To suggest that any of these topics aren’t millennial at heart would be foolish. Despite his Ivy League pedigree, Buttigieg’s experiences are typical of his generation. He supports abolishing the electoral college, for example, because twice in his lifetime a Democratic candidate has won the popular vote but lost the general election. He grew up when text messaging took off and was in college on September 11, 2001. He had a MySpace account and attended Harvard when Mark Zuckerberg created Facebook. He met his husband, Chasten, who teaches junior high school theater in Indiana, on the dating app Hinge. His dogs, Buddy and Truman, are famous on Twitter.
He’s passionate without being eager, measured without seeming desperate to be liked.
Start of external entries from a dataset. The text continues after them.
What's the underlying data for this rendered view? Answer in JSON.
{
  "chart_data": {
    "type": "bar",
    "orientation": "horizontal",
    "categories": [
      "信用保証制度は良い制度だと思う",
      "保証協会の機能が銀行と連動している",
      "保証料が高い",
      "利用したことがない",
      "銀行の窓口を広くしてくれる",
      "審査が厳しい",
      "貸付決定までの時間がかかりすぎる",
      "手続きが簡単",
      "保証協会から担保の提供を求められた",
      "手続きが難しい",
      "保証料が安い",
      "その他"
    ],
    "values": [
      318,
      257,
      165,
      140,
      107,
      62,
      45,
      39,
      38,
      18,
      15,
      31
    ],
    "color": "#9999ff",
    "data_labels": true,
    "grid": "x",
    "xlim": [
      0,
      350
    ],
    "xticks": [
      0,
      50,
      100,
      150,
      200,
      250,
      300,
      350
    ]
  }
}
Although he’s nearly a decade younger than the skateboarding, punk-rock Beto O’Rourke, Buttigieg’s youth feels different. He’s passionate without being eager, measured without seeming desperate to be liked. His political icons are neither surprising nor contentious. At the age of 18 he wrote an essay praising Sanders, then a congressman, which he closed with the following: “I have heard that no sensible young person today would want to give his or her life to public service. I can personally assure you this is untrue.”
When asked about his political influences, Buttigieg reaches back further. “The JFK presidency,” he says, “was one that I thought was important and compelling, because you had somebody who was motivated by this desire to serve, who had a contagious desire to serve.” He seems to allude to similarities between himself and Kennedy, saying, “You had somebody with a good popular touch but not afraid to be intellectual and, very significantly, somebody who had a generational appeal that was really powerful.”
The Kennedy comparison hasn’t been made much by the media—perhaps because we have compared one too many politicians to JFK and have learned our lesson. But Buttigieg is arguably the most Kennedyesque candidate in a field of 20. Kennedy remains our nation’s second-youngest president; Buttigieg would be our youngest. Kennedy made history as the first Catholic president; Buttigieg would be our first openly gay president. More than anything, Kennedy had an endearing quality. You wanted to be around the man and felt you were a part of something by supporting him. Buttigieg’s supporters seem to have a similar fixation. Several long months lie between this paltry Kennedy comparison and the ballot box, but Buttigieg looks as good as anybody in the race. And after the debates, we may finally have a front-runner.